There are no specific laboratory or imaging tests currently available for a definitive PSP diagnosis. It is often misdiagnosed as the symptoms are comparatively rare and similar to other movement disorders, such as Parkinson’s disease. Brain shrinkage may show on magnetic resonance imaging (MRI) scans, and a positron emission tomography (PET) scan may be used to detect early signs that may not appear on the MRI.
No medication or surgical procedure is available for PSP currently, and the treatment is done based on the appearance of symptoms. Antiparkinsonian agents such as levodopa help in managing stiffness, slowness, and balance, but the effect is minimal and doesn’t last long. Anti-depressants are also prescribed to control excessive drooling and for pain relief, whereas botulinum injections are used for treating excessive eye closing.
The PSP therapeutics pipeline is witnessing growth due to the receipt of the orphan drug status by several pharmaceutical companies for their under-development drugs.
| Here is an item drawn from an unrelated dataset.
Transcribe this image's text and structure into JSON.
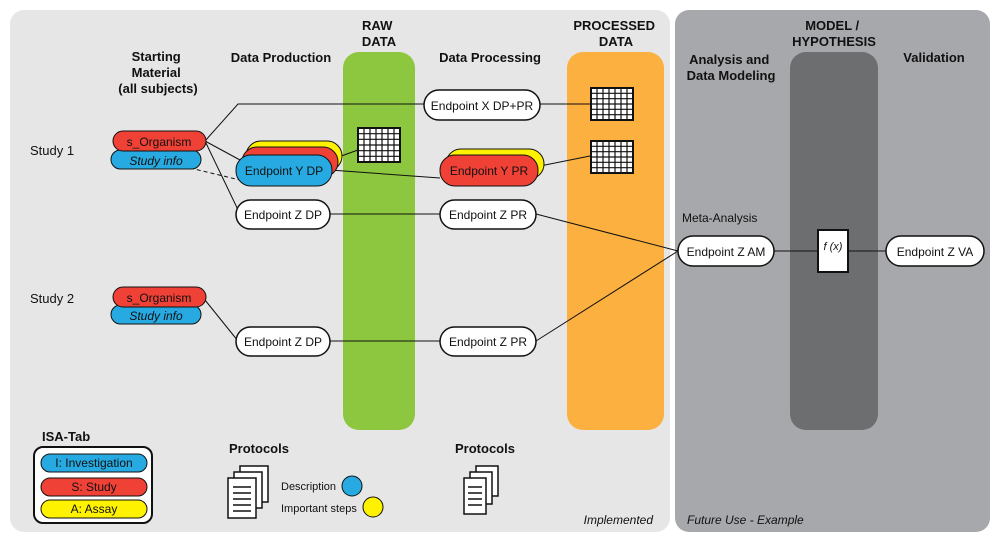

A provision of the U.S. Food and Drug Administration, the Orphan Drug Act grants a special status to a biological product or drug for the treatment of a rare condition upon a sponsor’s request. Certain incentives, such as tax credits, federal grants and a waiver of the filing fees, which is mentioned in the Prescription Drug User Fee Act, are provided under this designation.
One of the drugs in the Progressive Supranuclear Palsy therapeutics pipeline is BIIB092. Being developed by Biogen Inc., it was under the Phase II development stage in November 2017. Also known as BMS-986168, it is a humanized monoclonal antibody, which works by inhibiting the tau protein. It is being developed to be administered through the intravenous route. Bristol-Myers Squibb Company gave the drug licensing rights to Biogen Inc.
Therefore, with the entry of more companies, the pipeline would advance, hopefully finding a definitive treatment for PSP.